If you receive care or services at a hospital-based outpatient clinic, your bill may include separate charges for the facility and for the professional who provided your care. Medicare and Medicaid billing rules require separate charges for provider and hospital-based outpatient services covered by Medicare, Medicare Advantage, and Medicaid.

To help you understand your bill, here are some common questions many patients ask. 

What is a hospital-based outpatient clinic?

Hospital-based outpatient clinics are considered a department of the hospital, even if that clinic is located miles away from the main hospital. Hospital-based outpatient clinics are subject to stricter government rules, making them more complex and more costly to operate. When you see a physician or receive services in a hospital-based outpatient clinic, you are technically being treated within the hospital. 

What is different about billing for a hospital-based outpatient clinic? 

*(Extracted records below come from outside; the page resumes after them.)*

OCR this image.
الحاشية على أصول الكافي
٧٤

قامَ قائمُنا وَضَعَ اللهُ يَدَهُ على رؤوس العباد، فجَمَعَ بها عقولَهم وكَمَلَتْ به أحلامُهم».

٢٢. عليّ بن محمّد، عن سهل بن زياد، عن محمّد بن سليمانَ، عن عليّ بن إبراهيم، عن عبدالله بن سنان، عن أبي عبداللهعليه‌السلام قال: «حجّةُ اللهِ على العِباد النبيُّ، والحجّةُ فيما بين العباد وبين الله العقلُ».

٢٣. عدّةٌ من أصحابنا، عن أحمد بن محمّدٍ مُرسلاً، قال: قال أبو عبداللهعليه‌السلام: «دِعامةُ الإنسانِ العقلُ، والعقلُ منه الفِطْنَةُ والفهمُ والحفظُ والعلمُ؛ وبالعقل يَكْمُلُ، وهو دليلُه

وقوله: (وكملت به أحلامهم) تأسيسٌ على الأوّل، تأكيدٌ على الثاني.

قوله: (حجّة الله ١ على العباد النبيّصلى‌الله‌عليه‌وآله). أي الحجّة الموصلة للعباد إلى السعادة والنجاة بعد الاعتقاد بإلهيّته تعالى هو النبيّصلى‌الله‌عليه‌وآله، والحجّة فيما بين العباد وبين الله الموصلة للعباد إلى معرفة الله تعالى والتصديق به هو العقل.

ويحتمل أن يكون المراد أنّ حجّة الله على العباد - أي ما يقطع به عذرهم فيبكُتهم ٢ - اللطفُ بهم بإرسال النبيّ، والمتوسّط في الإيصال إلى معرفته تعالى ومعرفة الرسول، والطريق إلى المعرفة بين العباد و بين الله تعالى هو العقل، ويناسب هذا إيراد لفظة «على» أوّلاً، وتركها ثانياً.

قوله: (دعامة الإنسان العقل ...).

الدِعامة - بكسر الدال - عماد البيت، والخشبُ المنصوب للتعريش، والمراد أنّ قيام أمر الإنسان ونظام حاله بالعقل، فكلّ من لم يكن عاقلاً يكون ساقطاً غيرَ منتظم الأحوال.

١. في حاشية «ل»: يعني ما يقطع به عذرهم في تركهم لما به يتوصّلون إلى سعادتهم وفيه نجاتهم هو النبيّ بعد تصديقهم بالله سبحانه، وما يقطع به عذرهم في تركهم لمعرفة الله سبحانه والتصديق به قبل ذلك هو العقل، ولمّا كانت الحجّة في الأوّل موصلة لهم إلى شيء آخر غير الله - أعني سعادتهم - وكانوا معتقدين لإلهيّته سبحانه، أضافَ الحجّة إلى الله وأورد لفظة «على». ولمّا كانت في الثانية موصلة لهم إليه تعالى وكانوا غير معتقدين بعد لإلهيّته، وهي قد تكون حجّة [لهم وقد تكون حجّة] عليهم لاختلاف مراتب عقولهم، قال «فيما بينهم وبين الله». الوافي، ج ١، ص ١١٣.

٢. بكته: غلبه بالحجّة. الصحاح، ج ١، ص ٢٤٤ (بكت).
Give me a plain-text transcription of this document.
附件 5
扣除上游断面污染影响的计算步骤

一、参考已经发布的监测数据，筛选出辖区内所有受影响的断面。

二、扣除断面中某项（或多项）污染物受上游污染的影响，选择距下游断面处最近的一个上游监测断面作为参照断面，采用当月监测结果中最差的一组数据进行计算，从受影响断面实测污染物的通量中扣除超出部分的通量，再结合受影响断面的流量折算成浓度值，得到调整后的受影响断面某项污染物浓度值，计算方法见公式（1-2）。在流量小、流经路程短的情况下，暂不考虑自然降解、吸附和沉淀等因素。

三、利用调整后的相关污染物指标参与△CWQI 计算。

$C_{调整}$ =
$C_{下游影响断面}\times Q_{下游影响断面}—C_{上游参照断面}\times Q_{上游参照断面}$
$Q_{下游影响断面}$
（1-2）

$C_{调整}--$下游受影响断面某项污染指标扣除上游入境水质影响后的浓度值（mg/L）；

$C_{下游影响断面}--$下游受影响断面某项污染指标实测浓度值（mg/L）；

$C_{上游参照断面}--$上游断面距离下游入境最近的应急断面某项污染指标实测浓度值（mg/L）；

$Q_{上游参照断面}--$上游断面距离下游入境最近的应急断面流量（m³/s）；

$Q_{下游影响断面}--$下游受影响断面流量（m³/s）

According to Medicare billing rules, when you see a physician in a private office setting, all services and expenses are bundled into a single charge. When you see a physician in a hospital-based outpatient clinic, the physician and clinic (facility) charges are billed separately. Your billing statement will break out your charges for each office visit or service. Part of the total is for the main person you see (your doctor). The rest is for the place (building, support staff, equipment and other overhead expenses). The charges will add up to the same amount any patient would pay, but they are listed separately on your bill. 

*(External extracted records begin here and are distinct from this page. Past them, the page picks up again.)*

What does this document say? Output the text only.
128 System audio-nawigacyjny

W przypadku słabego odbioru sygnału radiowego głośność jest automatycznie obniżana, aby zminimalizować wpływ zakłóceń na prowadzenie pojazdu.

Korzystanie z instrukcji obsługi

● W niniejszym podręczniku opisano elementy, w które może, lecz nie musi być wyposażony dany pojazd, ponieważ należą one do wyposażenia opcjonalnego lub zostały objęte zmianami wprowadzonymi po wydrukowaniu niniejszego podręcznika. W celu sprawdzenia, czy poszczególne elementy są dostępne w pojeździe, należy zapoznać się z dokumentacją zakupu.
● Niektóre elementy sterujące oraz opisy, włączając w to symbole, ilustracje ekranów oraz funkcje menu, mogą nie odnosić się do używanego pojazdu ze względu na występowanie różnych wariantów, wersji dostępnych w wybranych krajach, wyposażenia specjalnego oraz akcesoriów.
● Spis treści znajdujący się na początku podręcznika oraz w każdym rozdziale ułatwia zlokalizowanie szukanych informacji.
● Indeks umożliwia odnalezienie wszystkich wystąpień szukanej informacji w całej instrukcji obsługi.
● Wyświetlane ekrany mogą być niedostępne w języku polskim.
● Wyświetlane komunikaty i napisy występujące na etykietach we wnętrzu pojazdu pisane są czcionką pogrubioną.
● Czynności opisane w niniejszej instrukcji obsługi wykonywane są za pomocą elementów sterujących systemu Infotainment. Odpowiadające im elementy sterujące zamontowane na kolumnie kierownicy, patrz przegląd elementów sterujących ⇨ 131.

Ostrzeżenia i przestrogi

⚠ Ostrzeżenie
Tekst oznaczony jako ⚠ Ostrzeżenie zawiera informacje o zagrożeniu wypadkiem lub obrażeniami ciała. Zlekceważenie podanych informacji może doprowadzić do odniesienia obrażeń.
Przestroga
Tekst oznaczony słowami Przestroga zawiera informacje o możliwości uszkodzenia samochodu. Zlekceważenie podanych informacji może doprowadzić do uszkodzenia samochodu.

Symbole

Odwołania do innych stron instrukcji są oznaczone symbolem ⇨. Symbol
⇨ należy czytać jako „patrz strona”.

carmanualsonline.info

Are all patients billed this way?

No. The requirement for breaking out charges for each office visit or service was set by the Centers for Medicare & Medicaid. Therefore, only patients with Medicare, Medicare Advantage, and Medicaid are being billed using Provider-Based Billing. At this time, all other commercial insurance companies do not require Munson Healthcare to break out charges; the facility component of the physician office visit will be billed as a part of the physician bill and will be processed by the insurance company under the patient's physician benefits defined in their individual plans.

Does this mean patients will pay more for services?

Depending on your specific type of insurance coverage, it is possible you can pay more for certain outpatient services and procedures at our provider-based/hospital outpatient locations than you would have paid at a non-provider based location. Because of this fact, we advise patients to call their insurance provider to determine what their out-of-pocket expenses will be, if any, before receiving service.

What if a Medicare patient has a secondary insurance?

Coinsurance and deductibles may be covered by a secondary insurance. Check your benefits or ask your insurance company for details.

Where can I call with financial questions or concerns?

Please refer to your billing statement for contact information if you have questions about your bill.